Peripheral T cell lymphoma developed in two patients several years after an initial clinical presentation of eosinophilia, pruritic skin rash, and vasculitis with lymphocytic infiltrates. Despite treatment with combination chemotherapy, the patients survived less than six months after the malignant lymphoma emerged. Immunologic characterization of tumor cells demonstrated features characteristic of peripheral T cell lymphoma. T lymphocytes from one patient had the uncommon phenotype of T3-negative, T4-positive, T8-negative.

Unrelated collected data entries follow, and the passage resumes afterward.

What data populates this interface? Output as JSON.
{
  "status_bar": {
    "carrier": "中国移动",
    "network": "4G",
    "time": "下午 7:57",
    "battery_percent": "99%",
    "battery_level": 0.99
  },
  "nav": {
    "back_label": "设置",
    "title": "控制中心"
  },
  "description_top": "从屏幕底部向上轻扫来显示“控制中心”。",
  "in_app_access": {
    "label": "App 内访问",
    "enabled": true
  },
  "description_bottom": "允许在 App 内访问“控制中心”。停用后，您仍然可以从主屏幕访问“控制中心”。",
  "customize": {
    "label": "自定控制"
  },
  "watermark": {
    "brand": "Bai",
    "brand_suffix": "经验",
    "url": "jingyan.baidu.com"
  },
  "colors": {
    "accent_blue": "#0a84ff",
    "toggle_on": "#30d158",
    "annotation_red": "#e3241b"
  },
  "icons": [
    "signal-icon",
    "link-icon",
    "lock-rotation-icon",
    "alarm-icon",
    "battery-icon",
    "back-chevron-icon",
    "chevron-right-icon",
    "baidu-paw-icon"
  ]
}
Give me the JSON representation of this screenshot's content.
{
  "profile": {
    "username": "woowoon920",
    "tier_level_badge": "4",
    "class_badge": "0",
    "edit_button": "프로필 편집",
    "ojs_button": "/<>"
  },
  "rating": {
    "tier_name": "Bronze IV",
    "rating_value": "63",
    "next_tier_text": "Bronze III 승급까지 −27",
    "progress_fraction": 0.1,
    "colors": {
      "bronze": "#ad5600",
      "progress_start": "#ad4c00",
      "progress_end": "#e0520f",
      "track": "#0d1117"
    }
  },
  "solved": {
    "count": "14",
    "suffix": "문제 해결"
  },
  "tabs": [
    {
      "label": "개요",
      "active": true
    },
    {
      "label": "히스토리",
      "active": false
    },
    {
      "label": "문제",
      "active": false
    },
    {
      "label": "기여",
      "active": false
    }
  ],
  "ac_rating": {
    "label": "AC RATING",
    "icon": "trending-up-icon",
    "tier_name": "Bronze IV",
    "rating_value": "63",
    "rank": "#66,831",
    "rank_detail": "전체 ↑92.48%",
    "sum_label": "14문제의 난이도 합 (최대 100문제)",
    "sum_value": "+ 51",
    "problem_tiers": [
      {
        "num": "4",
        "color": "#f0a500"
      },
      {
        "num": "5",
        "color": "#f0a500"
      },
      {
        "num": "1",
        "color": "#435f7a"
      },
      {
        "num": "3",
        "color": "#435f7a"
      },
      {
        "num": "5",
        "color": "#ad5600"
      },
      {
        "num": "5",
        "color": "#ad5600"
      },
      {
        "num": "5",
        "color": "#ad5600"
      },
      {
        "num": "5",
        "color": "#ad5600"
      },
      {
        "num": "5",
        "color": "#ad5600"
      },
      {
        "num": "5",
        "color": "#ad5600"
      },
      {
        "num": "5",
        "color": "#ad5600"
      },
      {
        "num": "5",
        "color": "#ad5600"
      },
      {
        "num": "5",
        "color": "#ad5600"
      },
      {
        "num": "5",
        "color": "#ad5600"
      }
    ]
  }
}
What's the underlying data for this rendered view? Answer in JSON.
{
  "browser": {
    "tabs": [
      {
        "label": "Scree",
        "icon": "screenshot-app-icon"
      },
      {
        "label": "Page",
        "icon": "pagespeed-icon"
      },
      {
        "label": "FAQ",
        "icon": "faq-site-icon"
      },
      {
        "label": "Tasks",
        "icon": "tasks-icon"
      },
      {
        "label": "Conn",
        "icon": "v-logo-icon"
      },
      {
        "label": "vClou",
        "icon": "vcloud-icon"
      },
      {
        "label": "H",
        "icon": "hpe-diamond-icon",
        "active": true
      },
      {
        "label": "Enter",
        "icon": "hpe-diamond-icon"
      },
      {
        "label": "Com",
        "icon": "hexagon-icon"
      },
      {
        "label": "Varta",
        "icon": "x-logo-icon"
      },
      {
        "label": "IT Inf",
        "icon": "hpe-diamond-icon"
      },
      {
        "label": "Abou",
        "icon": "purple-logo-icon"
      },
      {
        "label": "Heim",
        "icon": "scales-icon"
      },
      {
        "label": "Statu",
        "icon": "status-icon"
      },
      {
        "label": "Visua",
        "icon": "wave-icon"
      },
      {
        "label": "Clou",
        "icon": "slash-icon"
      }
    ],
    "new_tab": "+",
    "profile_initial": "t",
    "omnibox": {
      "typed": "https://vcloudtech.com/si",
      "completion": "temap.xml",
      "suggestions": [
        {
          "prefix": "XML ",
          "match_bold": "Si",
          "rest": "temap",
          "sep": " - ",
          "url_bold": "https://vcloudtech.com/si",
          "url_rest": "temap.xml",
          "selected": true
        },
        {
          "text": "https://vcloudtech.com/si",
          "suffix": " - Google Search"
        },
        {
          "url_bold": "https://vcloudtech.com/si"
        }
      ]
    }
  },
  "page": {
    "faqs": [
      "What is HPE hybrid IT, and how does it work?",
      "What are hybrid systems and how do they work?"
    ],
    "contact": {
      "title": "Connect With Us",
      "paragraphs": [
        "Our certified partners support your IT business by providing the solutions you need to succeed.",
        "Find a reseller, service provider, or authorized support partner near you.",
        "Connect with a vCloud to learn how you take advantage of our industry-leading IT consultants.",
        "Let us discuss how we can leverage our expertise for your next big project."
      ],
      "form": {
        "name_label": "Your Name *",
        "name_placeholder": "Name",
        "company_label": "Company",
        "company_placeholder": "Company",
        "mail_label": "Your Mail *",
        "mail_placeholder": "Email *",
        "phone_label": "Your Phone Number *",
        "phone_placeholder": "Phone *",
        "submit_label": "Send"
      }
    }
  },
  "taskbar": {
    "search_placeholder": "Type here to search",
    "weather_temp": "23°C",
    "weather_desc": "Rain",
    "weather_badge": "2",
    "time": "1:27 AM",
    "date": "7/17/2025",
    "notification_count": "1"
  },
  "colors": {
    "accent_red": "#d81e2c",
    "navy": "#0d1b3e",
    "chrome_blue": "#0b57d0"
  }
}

Extensive functional studies of this patient's lymphocytes revealed a poor proliferative response as well as an inability to help in immunoglobulin production, despite the preponderance of T4 lymphocytes. It is hypothesized that this syndrome is a consequence of the activity of products elaborated by neoplastic T cells.
两名患者在最初出现嗜酸性粒细胞增多、瘙痒性皮疹和伴有淋巴细胞浸润的血管炎数年之后发生了外周T细胞淋巴瘤。尽管接受了联合化疗,但在恶性淋巴瘤出现后,这两名患者存活时间均不足6个月。肿瘤细胞的免疫特征显示出外周T细胞淋巴瘤的特征。一名患者的T淋巴细胞具有罕见的表型:T3阴性、T4阳性、T8阴性。对该患者淋巴细胞进行的广泛功能研究显示,尽管T4淋巴细胞占优势,但增殖反应较差,且无法辅助免疫球蛋白的产生。据推测,该综合征是肿瘤性T细胞所产生产物活性的结果。